Not all bottlenecks come from too much oversight. Some show up later, when work is already in motion.
BY DIANA BOCCO
At a certain point, the same systems that helped you move fast—quick decisions, informal processes, constant context-switching—start working against you. Things still get done, but with more back-and-forth, more waiting, more friction between steps.
What used to feel like momentum now feels like effort. Most slowdowns come from a handful of small bottlenecks that are easy to miss but hard to outrun.
Decisions that used to be instant now need permission
In the early days, decisions happen fast because the people doing the work are the same people making the calls.
As the company grows, that distance creeps in. People loop others in “just to be safe,” and founders stay involved in decisions they no longer need to touch. What used to be a quick call turns into a thread, a follow-up, or a meeting.
This is where decision-making starts to slow down. “Executives need to be building a culture where employees feel empowered to make decisions and to move quickly with those decisions,” says Matt Kunkel, CEO and Co-Founder at LogicGate. “Without clarity, employees can’t act quickly or make decisions independently. Going through unnecessary approval layers to get that clarity can take weeks.”
Work slows down when no one owns the outcome
Not all bottlenecks come from too much oversight. Some show up later, when work is already in motion.
As teams grow, projects start involving more people across functions. Handoffs increase, dependencies stack up, and work moves between teams instead of staying with one person. Everything progresses, but slowly, because no one is fully responsible for driving it to completion.
“By establishing who is responsible for the end result, teams can assign clear ownership over each task or process and ensure that ownership doesn’t wind up overlooked or ignored,” says Kunkel. “Providing that clarity on who is responsible for each decision, what the intended outcome is, and who’s going to be held accountable for it helps teams avoid confusion as they take on new tasks and grow as an organization.”

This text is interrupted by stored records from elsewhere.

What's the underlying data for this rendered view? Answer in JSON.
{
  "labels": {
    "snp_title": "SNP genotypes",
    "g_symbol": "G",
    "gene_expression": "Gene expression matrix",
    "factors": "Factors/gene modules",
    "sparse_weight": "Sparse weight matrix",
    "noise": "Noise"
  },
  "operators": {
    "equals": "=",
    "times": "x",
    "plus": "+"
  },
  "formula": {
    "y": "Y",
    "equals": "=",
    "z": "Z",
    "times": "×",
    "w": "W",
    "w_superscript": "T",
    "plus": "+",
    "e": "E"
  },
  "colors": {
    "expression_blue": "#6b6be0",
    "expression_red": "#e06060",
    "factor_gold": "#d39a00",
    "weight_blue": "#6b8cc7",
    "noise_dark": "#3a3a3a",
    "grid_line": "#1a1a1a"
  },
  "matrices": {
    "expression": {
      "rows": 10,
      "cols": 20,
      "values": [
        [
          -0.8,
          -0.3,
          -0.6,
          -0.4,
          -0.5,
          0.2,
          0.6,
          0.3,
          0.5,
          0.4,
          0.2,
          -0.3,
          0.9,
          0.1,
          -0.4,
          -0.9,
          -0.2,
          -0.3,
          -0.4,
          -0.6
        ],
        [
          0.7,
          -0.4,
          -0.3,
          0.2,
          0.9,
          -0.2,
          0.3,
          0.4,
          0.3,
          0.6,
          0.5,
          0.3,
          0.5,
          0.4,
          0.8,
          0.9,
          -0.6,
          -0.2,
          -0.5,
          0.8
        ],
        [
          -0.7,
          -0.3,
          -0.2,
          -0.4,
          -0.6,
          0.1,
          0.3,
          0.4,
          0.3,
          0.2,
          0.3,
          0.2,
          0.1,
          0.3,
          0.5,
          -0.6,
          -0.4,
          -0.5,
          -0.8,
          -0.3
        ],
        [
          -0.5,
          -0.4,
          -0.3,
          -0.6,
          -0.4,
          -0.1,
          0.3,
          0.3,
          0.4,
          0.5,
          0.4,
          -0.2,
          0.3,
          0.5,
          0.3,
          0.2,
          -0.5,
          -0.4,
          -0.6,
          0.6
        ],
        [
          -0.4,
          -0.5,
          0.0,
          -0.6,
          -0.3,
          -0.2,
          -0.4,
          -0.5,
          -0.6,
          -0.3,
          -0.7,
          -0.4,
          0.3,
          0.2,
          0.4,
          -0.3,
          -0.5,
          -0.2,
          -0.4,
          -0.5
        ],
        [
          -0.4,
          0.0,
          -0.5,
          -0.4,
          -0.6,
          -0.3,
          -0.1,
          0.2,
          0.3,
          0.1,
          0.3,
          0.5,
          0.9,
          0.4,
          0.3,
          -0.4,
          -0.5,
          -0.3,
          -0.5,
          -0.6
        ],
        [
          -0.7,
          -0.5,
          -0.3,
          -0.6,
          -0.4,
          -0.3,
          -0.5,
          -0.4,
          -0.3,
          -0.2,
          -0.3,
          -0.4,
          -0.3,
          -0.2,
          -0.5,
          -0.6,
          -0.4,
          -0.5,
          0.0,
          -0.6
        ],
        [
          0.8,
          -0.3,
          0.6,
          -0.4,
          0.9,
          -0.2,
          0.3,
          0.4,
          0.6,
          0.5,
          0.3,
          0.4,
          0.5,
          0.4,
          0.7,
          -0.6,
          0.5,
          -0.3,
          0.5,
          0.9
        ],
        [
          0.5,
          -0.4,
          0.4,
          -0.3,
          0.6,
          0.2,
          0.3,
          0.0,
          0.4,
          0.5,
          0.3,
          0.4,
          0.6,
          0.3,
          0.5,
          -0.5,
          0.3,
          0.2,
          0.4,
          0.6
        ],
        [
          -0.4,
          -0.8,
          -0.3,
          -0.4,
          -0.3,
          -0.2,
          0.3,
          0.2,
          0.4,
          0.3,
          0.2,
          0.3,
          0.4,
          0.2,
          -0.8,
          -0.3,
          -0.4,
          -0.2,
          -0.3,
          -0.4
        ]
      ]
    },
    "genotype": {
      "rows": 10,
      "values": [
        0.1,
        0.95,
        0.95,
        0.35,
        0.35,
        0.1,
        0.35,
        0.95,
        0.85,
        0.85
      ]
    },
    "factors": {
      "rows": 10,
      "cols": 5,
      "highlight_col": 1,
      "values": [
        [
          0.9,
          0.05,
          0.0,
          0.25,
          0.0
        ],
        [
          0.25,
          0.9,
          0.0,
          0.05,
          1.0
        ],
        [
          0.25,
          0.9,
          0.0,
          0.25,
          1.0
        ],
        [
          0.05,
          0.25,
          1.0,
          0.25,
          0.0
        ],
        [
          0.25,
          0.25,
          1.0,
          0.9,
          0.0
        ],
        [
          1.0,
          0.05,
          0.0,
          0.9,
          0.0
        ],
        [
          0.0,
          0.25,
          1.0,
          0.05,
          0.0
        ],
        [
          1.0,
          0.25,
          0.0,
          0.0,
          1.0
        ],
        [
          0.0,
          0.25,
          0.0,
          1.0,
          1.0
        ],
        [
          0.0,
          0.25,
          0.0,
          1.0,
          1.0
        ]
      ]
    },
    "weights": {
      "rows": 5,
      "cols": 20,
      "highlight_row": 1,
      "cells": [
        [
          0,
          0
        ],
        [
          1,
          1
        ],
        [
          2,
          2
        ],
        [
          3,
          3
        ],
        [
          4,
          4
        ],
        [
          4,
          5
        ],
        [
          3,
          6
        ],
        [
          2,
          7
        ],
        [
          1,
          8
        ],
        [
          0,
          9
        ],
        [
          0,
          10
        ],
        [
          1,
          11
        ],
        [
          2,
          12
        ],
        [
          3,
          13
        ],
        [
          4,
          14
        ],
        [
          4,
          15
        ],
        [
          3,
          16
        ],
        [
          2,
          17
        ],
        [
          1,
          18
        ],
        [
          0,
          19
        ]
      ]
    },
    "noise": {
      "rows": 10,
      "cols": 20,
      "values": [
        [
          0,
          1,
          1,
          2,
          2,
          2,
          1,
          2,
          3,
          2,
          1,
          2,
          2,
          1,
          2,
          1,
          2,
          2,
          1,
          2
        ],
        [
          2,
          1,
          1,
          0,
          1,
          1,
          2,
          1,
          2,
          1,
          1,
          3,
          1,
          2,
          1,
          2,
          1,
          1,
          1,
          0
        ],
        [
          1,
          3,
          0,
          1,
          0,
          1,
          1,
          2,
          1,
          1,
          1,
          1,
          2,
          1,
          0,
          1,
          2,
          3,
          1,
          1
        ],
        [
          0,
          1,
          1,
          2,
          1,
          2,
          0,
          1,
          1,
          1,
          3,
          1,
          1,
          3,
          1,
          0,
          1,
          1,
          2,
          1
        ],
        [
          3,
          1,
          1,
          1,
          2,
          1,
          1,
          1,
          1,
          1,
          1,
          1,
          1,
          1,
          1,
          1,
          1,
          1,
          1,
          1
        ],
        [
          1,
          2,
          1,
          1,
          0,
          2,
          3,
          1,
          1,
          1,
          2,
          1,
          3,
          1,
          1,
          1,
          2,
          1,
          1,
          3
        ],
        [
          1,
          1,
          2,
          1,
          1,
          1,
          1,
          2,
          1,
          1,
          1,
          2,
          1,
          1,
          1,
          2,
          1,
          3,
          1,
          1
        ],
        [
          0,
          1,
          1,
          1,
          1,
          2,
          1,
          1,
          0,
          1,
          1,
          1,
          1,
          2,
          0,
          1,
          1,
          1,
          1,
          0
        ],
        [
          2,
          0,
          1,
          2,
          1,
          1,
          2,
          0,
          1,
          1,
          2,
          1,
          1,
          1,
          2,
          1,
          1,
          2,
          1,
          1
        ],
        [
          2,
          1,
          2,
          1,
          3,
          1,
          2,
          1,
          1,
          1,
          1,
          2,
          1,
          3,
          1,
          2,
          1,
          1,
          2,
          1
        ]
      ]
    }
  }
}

Your tools are creating more work than they save
As startups grow, they tend to add more tools to manage different parts of the business, from project management and documentation to communication and reporting. Each one solves a problem, but over time, the stack starts creating new ones, especially when information gets spread across multiple platforms and teams lose track of where work actually lives. “I went through this rabbit hole myself: let me see what Gemini can do, or I just coded something quick with OpenAI Codex, or let me try it out on Claude Code,” says Mohamed Yousuf, CEO and co-founder of Smart Workforce. “In the end, it’s not worth it. It’s better to think clearly, plan properly, and then use your stack to assist with clarity rather than chaos.”
Meetings are replacing momentum
As alignment gets harder, meetings start to multiply. Weekly syncs turn into twice-weekly check-ins. Quick updates become standing calls. Calendars fill up, and it starts to feel like a sign of progress.
But meetings don’t move work forward on their own. They only help if they lead to decisions or clear next steps. Without that, they become a substitute for action. “A strong signal that meetings are replacing real progress is if teams are leaving meetings without action items or next steps,” says Kunkel. “Meetings should be used for decision making, and teams should be coming into them with a clear understanding of what is going to be discussed and leaving with concrete decisions and actionable next steps.”
Unnecessary meetings, Kunkel adds, grind progress to a halt and can be the kiss of death in any organization, but especially startups. “At the end of the day, it’s always better to spend time being productive and executing with measurable outcomes than having hours of discussions in meetings,” says Kunkel.
Speed drops when everything feels important
Growth brings opportunity, but it also brings noise.
More ideas, more projects, more things that feel urgent. Without clear boundaries, teams try to move everything forward at once. “When there are too many competing priorities, employees wind up sinking time and resources into half-baked projects that never wind up finished,” says Kunkel.
The issue isn’t effort. It’s prioritization. Fewer active projects almost always lead to faster progress, because when teams know what matters most, decisions become easier and execution moves faster. Everything else can wait.
“Stop treating everything with equal priority,” says Yousuf. “One thing that really works for me is to group work into focused blocks, and align as a team on what actually matters for that week.”
Speed doesn’t scale on its own
Startups don’t stay fast by accident. Speed comes from clear decisions, defined ownership, and systems that support how work actually gets done. As the company grows, those tend to drift unless they’re actively maintained. The teams that keep moving are the ones removing friction on purpose, setting clear priorities, and staying disciplined about how decisions get made and executed.